I like the double toy/ball game too and use it a lot for recall training.

Melanie and the gang in Alaska


----------



## jdsd21 (Jun 3, 2008)

Everyone, great responses, thank you. After hearing the negatives of using tennis balls and reading up on it a little, I have ceased using them while playing, thank you for giving me that insight. 

I went out and bought the chuck it rubber balls and have been using the two ball method when playing/training the last few days. It has worked very very well. I have been able to use the second ball to motivate Max to come all the way back to me and drop it, if he doesn't I hide the second ball behind my back which tells him that he hasn't finished bringing me back the first ball yet; he has responded. 

Is there a limit to the commands I can work on during a session of training.
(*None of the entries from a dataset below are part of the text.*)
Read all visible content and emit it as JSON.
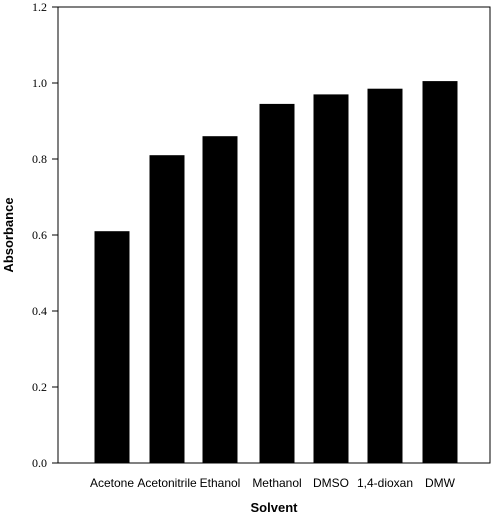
{
  "chart_data": {
    "type": "bar",
    "categories": [
      "Acetone",
      "Acetonitrile",
      "Ethanol",
      "Methanol",
      "DMSO",
      "1,4-dioxan",
      "DMW"
    ],
    "values": [
      0.61,
      0.81,
      0.86,
      0.945,
      0.97,
      0.985,
      1.005
    ],
    "xlabel": "Solvent",
    "ylabel": "Absorbance",
    "ylim": [
      0,
      1.2
    ],
    "yticks": [
      "0.0",
      "0.2",
      "0.4",
      "0.6",
      "0.8",
      "1.0",
      "1.2"
    ],
    "grid": false,
    "bar_color": "#000000"
  }
}
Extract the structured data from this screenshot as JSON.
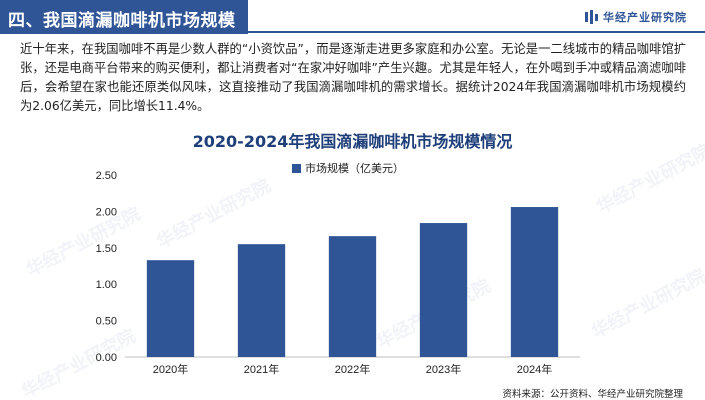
{
  "header": {
    "section_title": "四、我国滴漏咖啡机市场规模",
    "brand_name": "华经产业研究院"
  },
  "intro_text": "近十年来，在我国咖啡不再是少数人群的“小资饮品”，而是逐渐走进更多家庭和办公室。无论是一二线城市的精品咖啡馆扩张，还是电商平台带来的购买便利，都让消费者对“在家冲好咖啡”产生兴趣。尤其是年轻人，在外喝到手冲或精品滴滤咖啡后，会希望在家也能还原类似风味，这直接推动了我国滴漏咖啡机的需求增长。据统计2024年我国滴漏咖啡机市场规模约为2.06亿美元，同比增长11.4%。",
  "watermark_text": "华经产业研究院",
  "source_text": "资料来源：公开资料、华经产业研究院整理",
  "colors": {
    "brand": "#2f5597",
    "bar": "#2f5597",
    "title": "#1f3f7a"
  },
  "chart_data": {
    "type": "bar",
    "title": "2020-2024年我国滴漏咖啡机市场规模情况",
    "categories": [
      "2020年",
      "2021年",
      "2022年",
      "2023年",
      "2024年"
    ],
    "series": [
      {
        "name": "市场规模（亿美元）",
        "values": [
          1.33,
          1.55,
          1.66,
          1.84,
          2.06
        ]
      }
    ],
    "ylim": [
      0,
      2.5
    ],
    "yticks": [
      "0.00",
      "0.50",
      "1.00",
      "1.50",
      "2.00",
      "2.50"
    ],
    "grid": false,
    "legend": "top-center"
  }
}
In this instance, I command Max to "sit", then I put the ball out to my side and ask him to "Focus" on me, once he makes eye contact I chuck the ball and tell him to "fetch" it, when he gets it and starts running back I tell him to "come" and when he gets to me I ask him to "drop it" before repeating the sequence. I also use the clicker and "good" after each successful job. Are these too many commands for one session, or is Max/GSDs capable of correlating his actions with my multiple commands?


----------



## Kayla's Dad (Jul 2, 2007)

Your dog is about 1 year, right? Samuel's guidelines for adding commands and new items in your training sessions.

1.	Keep it simple. When your dog starts to understand one command, add another command. 
2.	Keep it fund
3.	As your dog starts to understand the next command, add the next.
4.	Keep it fun
5.	If the dog starts to not react to a command, step back a notch until he starts to get the previous commands.
6.	Keep it fun
7.	Be sure to distinguish (for you) the sessions of fun, where you also interject commands during play and training sessions where you interject play and motivation while focusing on improving your “team” skills (as opposed to just the dog’s obedience level) in what you are doing.
8.	Keep it fun
9.	Keep your sessions short. Add more sessions per time allotted –your dog is getting old enough where you can put more and more time toward the training sessions. 
10.	<u>*KEEP IT FUN*</u>! And that's for both you and your dog.

You need to judge how much you can do/add in a session. Don't push too fast but judge your dog (and you) on when to add another command. I see a lot of unnecessary frustration from different individuals (and I have been in that camp) who think their dogs are getting frustrated and bored or no longer paying much attention. It seems in listening to the rants, the dogs have been so successful and done so well, people start speeding up the lesson plans. Not always the case but I've heard time and time again when the dogs are so intelligent (and ours are!) the humans pick up the pace.

If there seems to be a setback or the dog stops listening on taking in the information, stop and step back a moment. Do a command exercise that you know he will complete succesfully and then stop and play while you evaluate how to proceed and start up later.


----------



## WiscTiger (Sep 25, 2002)

I like toys not a combination of toys and treats.

To teach you dog to come to you on the retrieve, as you dog is coming towards you, start backing up, this keeps you dog moving forward. Also watch your body language, are you bending over at the waist, this body language shuts the dog down.


----------